The Lodge Review (3/4/2020)
- Heather German
- Jun 27, 2020
- 3 min read

The Lodge is the debut English feature from Austria writer-directors Veronika Franz and Severin Fiala, of Goodnight Mommy renown. Inevitably it will be compared to that film, but since I have yet to see it, I am unable to. I am, however, able to review it on its own terms as a horror film, and in that sense it’s a thoroughly solid experience – though not a truly great one.
Its premise is a promising one – a family torn apart when the father leaves his wife for another woman, driving the former woman to suicide. Their children, bitter and grieving, blame their father’s lover, whom he is going to marry. She decides to try and spend a week with them in their family’s lodge in the wilderness to try and clear the air and get to know them, but tensions escalate when they become snowed in, and strange and unexplainable occurrences begin to plague them. It combines the claustrophobic tension of The Shining with the utterly demented family drama of Hereditary – it’s that kind of art horror movie that directors like Ari Aster and Robert Eggers have been popularizing lately. The cinematography and presentation fit this mold perfectly, with slow, long takes focusing on building a scene of place and atmosphere. The direction and camerawork are easily the highlight of the film, with Franz and Fiala in full control of their craft, with a sense of bleak inevitability and dread pervading every frame.
The film’s emotional core is held together by an excellent performance from Riley Keough as a woman with a troubled past just trying to move on and do right by those in her life. She is a victim constantly tormented by her inner demons, and now a very real external one in the form of her new family and their constantly accusatory glances. The complexity of the situation comes out in her performance as she slowly unravels, and it really helps to hold the experience together. Supporting performances from child actors Jaeden Martell and Lia McHugh are fairly good as well, and definitely above average for a child performance.
The plot takes a lot of twists and turns, some of which are fairly predictable, but most of which are interesting. There are some really intense, ponderous themes in the film, and despite feeling cliché at times there are some very well directed nightmare sequences that set the stage for a film in which the true reality of the situation can’t really be grasped. It’s an intense ride that’s not a comfortable experience, and while it’s never overtly violent or gory, it can still be very hard to watch due to the nature of what its characters are doing to each other.

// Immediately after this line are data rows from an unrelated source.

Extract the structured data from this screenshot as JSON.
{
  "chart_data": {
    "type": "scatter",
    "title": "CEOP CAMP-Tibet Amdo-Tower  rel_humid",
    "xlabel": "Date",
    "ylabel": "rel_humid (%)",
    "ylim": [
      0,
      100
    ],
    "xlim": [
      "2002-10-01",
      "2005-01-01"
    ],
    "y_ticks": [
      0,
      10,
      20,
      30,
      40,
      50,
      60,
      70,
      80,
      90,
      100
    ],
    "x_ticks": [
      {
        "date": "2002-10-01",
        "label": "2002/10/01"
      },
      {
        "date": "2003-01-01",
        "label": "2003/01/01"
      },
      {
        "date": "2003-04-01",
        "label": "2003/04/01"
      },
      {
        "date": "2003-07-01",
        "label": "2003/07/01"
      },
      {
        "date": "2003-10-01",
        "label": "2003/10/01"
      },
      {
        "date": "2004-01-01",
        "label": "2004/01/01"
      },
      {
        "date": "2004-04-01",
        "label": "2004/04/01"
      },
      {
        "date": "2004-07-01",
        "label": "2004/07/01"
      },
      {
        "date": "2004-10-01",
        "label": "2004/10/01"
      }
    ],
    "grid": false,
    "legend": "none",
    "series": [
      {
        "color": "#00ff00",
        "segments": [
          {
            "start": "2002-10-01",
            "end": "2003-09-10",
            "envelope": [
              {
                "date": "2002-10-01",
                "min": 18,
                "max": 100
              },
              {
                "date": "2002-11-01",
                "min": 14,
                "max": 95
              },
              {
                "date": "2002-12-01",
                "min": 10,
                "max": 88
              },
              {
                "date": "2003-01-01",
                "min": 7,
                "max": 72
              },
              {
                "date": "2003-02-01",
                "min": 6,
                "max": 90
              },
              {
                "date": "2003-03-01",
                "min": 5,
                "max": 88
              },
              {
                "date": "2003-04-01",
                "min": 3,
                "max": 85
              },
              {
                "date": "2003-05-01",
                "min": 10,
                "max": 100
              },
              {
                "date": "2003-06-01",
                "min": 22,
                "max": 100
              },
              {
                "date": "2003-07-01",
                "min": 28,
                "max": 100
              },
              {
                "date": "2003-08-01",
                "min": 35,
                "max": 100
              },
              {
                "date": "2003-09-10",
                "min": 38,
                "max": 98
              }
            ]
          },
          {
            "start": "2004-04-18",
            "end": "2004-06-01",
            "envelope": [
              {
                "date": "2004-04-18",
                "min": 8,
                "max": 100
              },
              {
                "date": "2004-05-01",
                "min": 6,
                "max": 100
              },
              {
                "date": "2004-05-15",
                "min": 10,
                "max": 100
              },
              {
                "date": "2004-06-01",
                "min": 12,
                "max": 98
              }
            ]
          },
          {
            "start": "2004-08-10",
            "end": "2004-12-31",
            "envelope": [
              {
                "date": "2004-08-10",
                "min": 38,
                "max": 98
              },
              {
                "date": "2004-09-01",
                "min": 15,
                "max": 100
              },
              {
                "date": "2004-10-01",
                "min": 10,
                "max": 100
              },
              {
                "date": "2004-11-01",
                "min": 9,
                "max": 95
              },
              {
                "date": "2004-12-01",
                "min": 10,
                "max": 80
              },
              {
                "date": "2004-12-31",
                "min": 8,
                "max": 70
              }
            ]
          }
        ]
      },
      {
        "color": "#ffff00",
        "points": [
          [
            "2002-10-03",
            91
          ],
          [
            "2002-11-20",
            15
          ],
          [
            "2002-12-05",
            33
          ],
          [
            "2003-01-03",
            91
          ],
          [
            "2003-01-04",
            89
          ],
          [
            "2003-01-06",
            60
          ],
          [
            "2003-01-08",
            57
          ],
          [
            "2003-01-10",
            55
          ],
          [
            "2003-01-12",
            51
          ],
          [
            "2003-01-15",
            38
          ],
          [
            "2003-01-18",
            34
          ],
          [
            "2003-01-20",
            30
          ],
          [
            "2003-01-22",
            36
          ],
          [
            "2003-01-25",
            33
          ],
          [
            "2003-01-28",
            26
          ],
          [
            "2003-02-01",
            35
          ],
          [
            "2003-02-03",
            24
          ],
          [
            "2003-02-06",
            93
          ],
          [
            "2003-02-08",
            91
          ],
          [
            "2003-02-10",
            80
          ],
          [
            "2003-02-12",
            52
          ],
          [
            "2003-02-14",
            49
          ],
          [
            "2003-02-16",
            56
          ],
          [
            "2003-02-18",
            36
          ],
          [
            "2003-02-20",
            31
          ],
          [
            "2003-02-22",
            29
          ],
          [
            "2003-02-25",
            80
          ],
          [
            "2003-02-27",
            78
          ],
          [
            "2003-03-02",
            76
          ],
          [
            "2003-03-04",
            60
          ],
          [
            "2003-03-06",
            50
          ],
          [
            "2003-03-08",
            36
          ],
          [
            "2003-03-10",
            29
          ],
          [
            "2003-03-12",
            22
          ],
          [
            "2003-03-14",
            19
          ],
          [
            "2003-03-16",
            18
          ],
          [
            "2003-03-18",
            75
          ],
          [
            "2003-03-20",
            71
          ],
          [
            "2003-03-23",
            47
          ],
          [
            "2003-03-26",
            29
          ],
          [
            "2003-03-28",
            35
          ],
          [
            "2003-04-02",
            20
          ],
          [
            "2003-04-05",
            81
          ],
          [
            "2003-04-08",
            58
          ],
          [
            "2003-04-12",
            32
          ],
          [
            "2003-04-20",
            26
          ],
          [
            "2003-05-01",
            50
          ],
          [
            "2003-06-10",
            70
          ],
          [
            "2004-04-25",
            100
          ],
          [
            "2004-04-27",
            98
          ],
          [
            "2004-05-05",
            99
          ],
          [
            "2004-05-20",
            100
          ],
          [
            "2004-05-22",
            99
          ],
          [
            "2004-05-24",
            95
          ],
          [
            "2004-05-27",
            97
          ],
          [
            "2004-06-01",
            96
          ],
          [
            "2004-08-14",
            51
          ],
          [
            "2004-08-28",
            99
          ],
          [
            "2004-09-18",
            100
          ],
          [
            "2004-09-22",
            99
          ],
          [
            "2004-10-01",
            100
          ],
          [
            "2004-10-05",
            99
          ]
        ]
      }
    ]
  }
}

The Lodge is a thoroughly solid entry in the so-called “elevated horror” movement, though its main problem is that it just doesn’t really hold up to much scrutiny, either in terms of the physical mechanisms of the plot or the thematic through lines. There are some fascinating themes about the deterioration of a family unit, suicide and guilt, mental illness, gaslighting and childhood trauma, religion, cult brainwashing and purgatory. The Lodge plays with these themes in interesting ways, but never really has much to say about them. Its ending is suitably chilling, but it also hinges on a rather absurd plot twist. Even the direction falls short here, not quite coaxing layered enough performances from its actors to make the situation all that believable. Finally, it devolves into a problematic portrayal of a dangerously psychotic woman that, while not as bad as it could be due to the sheer amount of abuse and gaslighting that takes most of the blame for her actions off of her, is still inadvertently demonizing the mentally ill in a manner that too many horror movies fall prey to.
Overall, The Lodge is a solid art horror film in the vein of Ari Aster’s recent work that’s sure to give fans of the subgenre a decent fix while waiting for the next big thing. It’s full of impeccable atmosphere and an unrelenting sense of personal and religious dread, and its performances carry enough emotional weight to leave the viewer rattled. It’s a suitably chilling film, but underwhelming thematic exploration and a problematic finale render it a little too hollow to be a proper gem. Still, if you like horror films, it’s a nightmare worth having – just don’t expect to be blown away.